Kaseya Releases Advisory on How to Mitigate Unpatched Zero-Day on ‘Unitrends’ Client
- Kaseya warns its clients of three zero-days, two on the server and one on the client-side.
- The latter requires mitigations through firewall rules, as there is no patch to address it out yet.
- The three flaws are generally more difficult to exploit than the ones that REvil used to compromise the VSA.
Kaseya has released a report to warn about the need to patch two zero-day vulnerabilities that have the potential to lead to authenticated remote code execution and a privilege escalation from read-only user to admin on the server. The flaws affect the ‘Unitrends’ product, which is Kaseya’s cloud-based enterprise backup and disaster recovery technology, also deployed as an add-on to the VSA, the remote management platform through which REvil launched a widespread ransomware attack in July 2021.

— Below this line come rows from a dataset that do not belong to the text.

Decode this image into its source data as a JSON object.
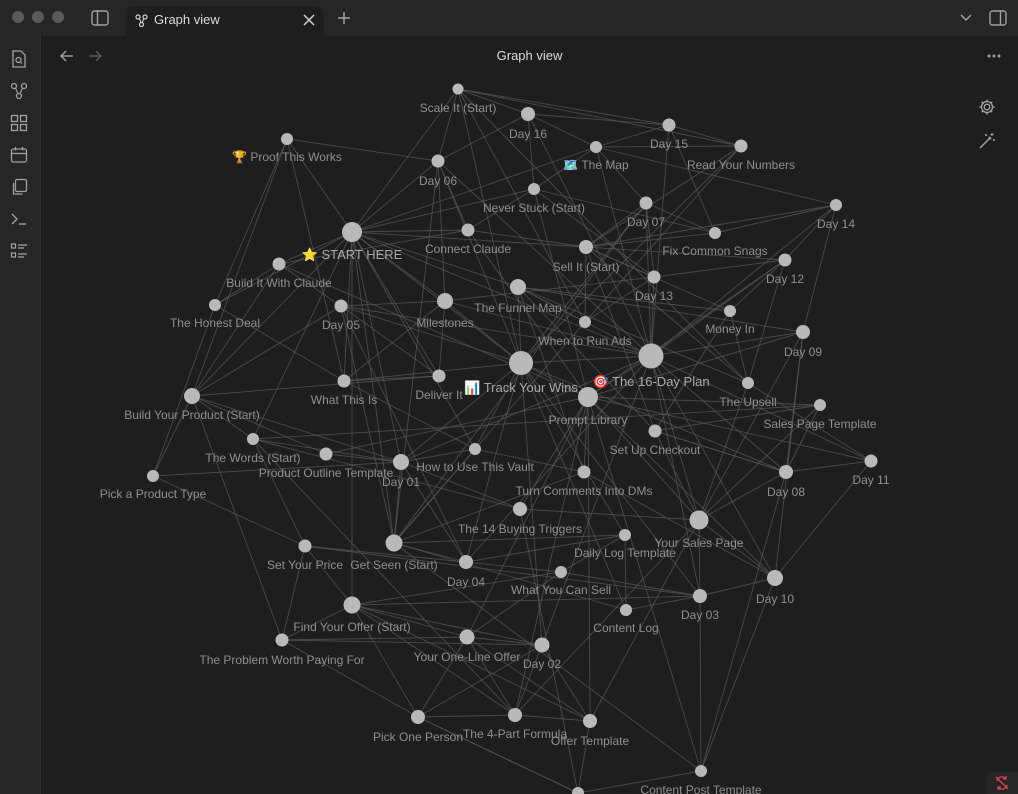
{
  "window": {
    "tab_title": "Graph view",
    "view_title": "Graph view"
  },
  "icons": {
    "tab_icon": "graph-icon",
    "close": "close-icon",
    "new_tab": "plus-icon",
    "sidebar_toggle_left": "sidebar-left-icon",
    "tab_list": "chevron-down-icon",
    "sidebar_toggle_right": "sidebar-right-icon",
    "back": "arrow-left-icon",
    "forward": "arrow-right-icon",
    "more": "more-horizontal-icon",
    "settings": "gear-icon",
    "animate": "magic-wand-icon",
    "status": "sync-off-icon"
  },
  "ribbon": [
    {
      "name": "quick-switcher",
      "icon": "file-search-icon"
    },
    {
      "name": "graph-view",
      "icon": "graph-icon"
    },
    {
      "name": "canvas",
      "icon": "grid-icon"
    },
    {
      "name": "daily-note",
      "icon": "calendar-icon"
    },
    {
      "name": "templates",
      "icon": "copy-icon"
    },
    {
      "name": "command-palette",
      "icon": "terminal-icon"
    },
    {
      "name": "bases",
      "icon": "list-icon"
    }
  ],
  "colors": {
    "background": "#1e1e1e",
    "chrome": "#262626",
    "node": "#b9b9b9",
    "edge": "#5a5a5a",
    "label": "#8f8f8f",
    "sync_off": "#e0454f"
  },
  "graph": {
    "nodes": [
      {
        "id": "scale",
        "label": "Scale It (Start)"
      },
      {
        "id": "day16",
        "label": "Day 16"
      },
      {
        "id": "day15",
        "label": "Day 15"
      },
      {
        "id": "proof",
        "label": "🏆 Proof This Works"
      },
      {
        "id": "day06",
        "label": "Day 06"
      },
      {
        "id": "map",
        "label": "🗺️ The Map"
      },
      {
        "id": "readnum",
        "label": "Read Your Numbers"
      },
      {
        "id": "neverstuck",
        "label": "Never Stuck (Start)"
      },
      {
        "id": "day07",
        "label": "Day 07"
      },
      {
        "id": "day14",
        "label": "Day 14"
      },
      {
        "id": "start",
        "label": "⭐ START HERE"
      },
      {
        "id": "connect",
        "label": "Connect Claude"
      },
      {
        "id": "sellit",
        "label": "Sell It (Start)"
      },
      {
        "id": "fixsnags",
        "label": "Fix Common Snags"
      },
      {
        "id": "buildclaude",
        "label": "Build It With Claude"
      },
      {
        "id": "day12",
        "label": "Day 12"
      },
      {
        "id": "day13",
        "label": "Day 13"
      },
      {
        "id": "honest",
        "label": "The Honest Deal"
      },
      {
        "id": "day05",
        "label": "Day 05"
      },
      {
        "id": "milestones",
        "label": "Milestones"
      },
      {
        "id": "funnel",
        "label": "The Funnel Map"
      },
      {
        "id": "moneyin",
        "label": "Money In"
      },
      {
        "id": "runads",
        "label": "When to Run Ads"
      },
      {
        "id": "day09",
        "label": "Day 09"
      },
      {
        "id": "plan",
        "label": "🎯 The 16-Day Plan"
      },
      {
        "id": "trackwins",
        "label": "📊 Track Your Wins"
      },
      {
        "id": "whatthis",
        "label": "What This Is"
      },
      {
        "id": "deliver",
        "label": "Deliver It"
      },
      {
        "id": "upsell",
        "label": "The Upsell"
      },
      {
        "id": "buildproduct",
        "label": "Build Your Product (Start)"
      },
      {
        "id": "prompt",
        "label": "Prompt Library"
      },
      {
        "id": "salespagetpl",
        "label": "Sales Page Template"
      },
      {
        "id": "checkout",
        "label": "Set Up Checkout"
      },
      {
        "id": "words",
        "label": "The Words (Start)"
      },
      {
        "id": "outline",
        "label": "Product Outline Template"
      },
      {
        "id": "vault",
        "label": "How to Use This Vault"
      },
      {
        "id": "day01",
        "label": "Day 01"
      },
      {
        "id": "day11",
        "label": "Day 11"
      },
      {
        "id": "pickproduct",
        "label": "Pick a Product Type"
      },
      {
        "id": "comments",
        "label": "Turn Comments Into DMs"
      },
      {
        "id": "day08",
        "label": "Day 08"
      },
      {
        "id": "triggers",
        "label": "The 14 Buying Triggers"
      },
      {
        "id": "yoursales",
        "label": "Your Sales Page"
      },
      {
        "id": "dailylog",
        "label": "Daily Log Template"
      },
      {
        "id": "setprice",
        "label": "Set Your Price"
      },
      {
        "id": "getseen",
        "label": "Get Seen (Start)"
      },
      {
        "id": "day04",
        "label": "Day 04"
      },
      {
        "id": "whatsell",
        "label": "What You Can Sell"
      },
      {
        "id": "day03",
        "label": "Day 03"
      },
      {
        "id": "day10",
        "label": "Day 10"
      },
      {
        "id": "findoffer",
        "label": "Find Your Offer (Start)"
      },
      {
        "id": "contentlog",
        "label": "Content Log"
      },
      {
        "id": "problem",
        "label": "The Problem Worth Paying For"
      },
      {
        "id": "oneline",
        "label": "Your One-Line Offer"
      },
      {
        "id": "day02",
        "label": "Day 02"
      },
      {
        "id": "pickone",
        "label": "Pick One Person"
      },
      {
        "id": "formula",
        "label": "The 4-Part Formula"
      },
      {
        "id": "offertpl",
        "label": "Offer Template"
      },
      {
        "id": "contentpost",
        "label": "Content Post Template"
      },
      {
        "id": "bottom",
        "label": ""
      }
    ]
  }
}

The details about the third flaw remain undisclosed for now, and there is no patch to address the problem. Since it's a client-side issue, users need to mitigate it themselves. Kaseya has posted a detailed article on how to set up your firewall securely and mitigate the risks, with the most underlined advice being never to expose the appliance Web UI or SSH connections to open external ports. For more details, check out this backup agent firewall rules guide which has been updated with info on how to address the unpatched problem.
Apart from publishing the advisory, Kaseya has also reached out to Unitrends customers with detailed instructions on how to patch their servers and how to apply client-side mitigations, so if you’re running version 10.5.5 or earlier, pay attention to the advisory and take the proper securing action. For the client, all versions are vulnerable, but it is believed that the number of vulnerable instances is small.
The Dutch Institute for Vulnerability Disclosure (DIVD) discovered the two fixed flaws back in July, and Kaseya released the fix on August 12, 2021. All in all, this disclosure comes almost two months after Kaseya suffered the attack and one month after they got a master decryption key from Sodinokibi. It is important to clarify that these flaws are unrelated to that incident, as the ransomware gang used a different set of flaws to compromise the VSA. Finally, these three flaws are not as trivial to exploit as the VSA zero-days were.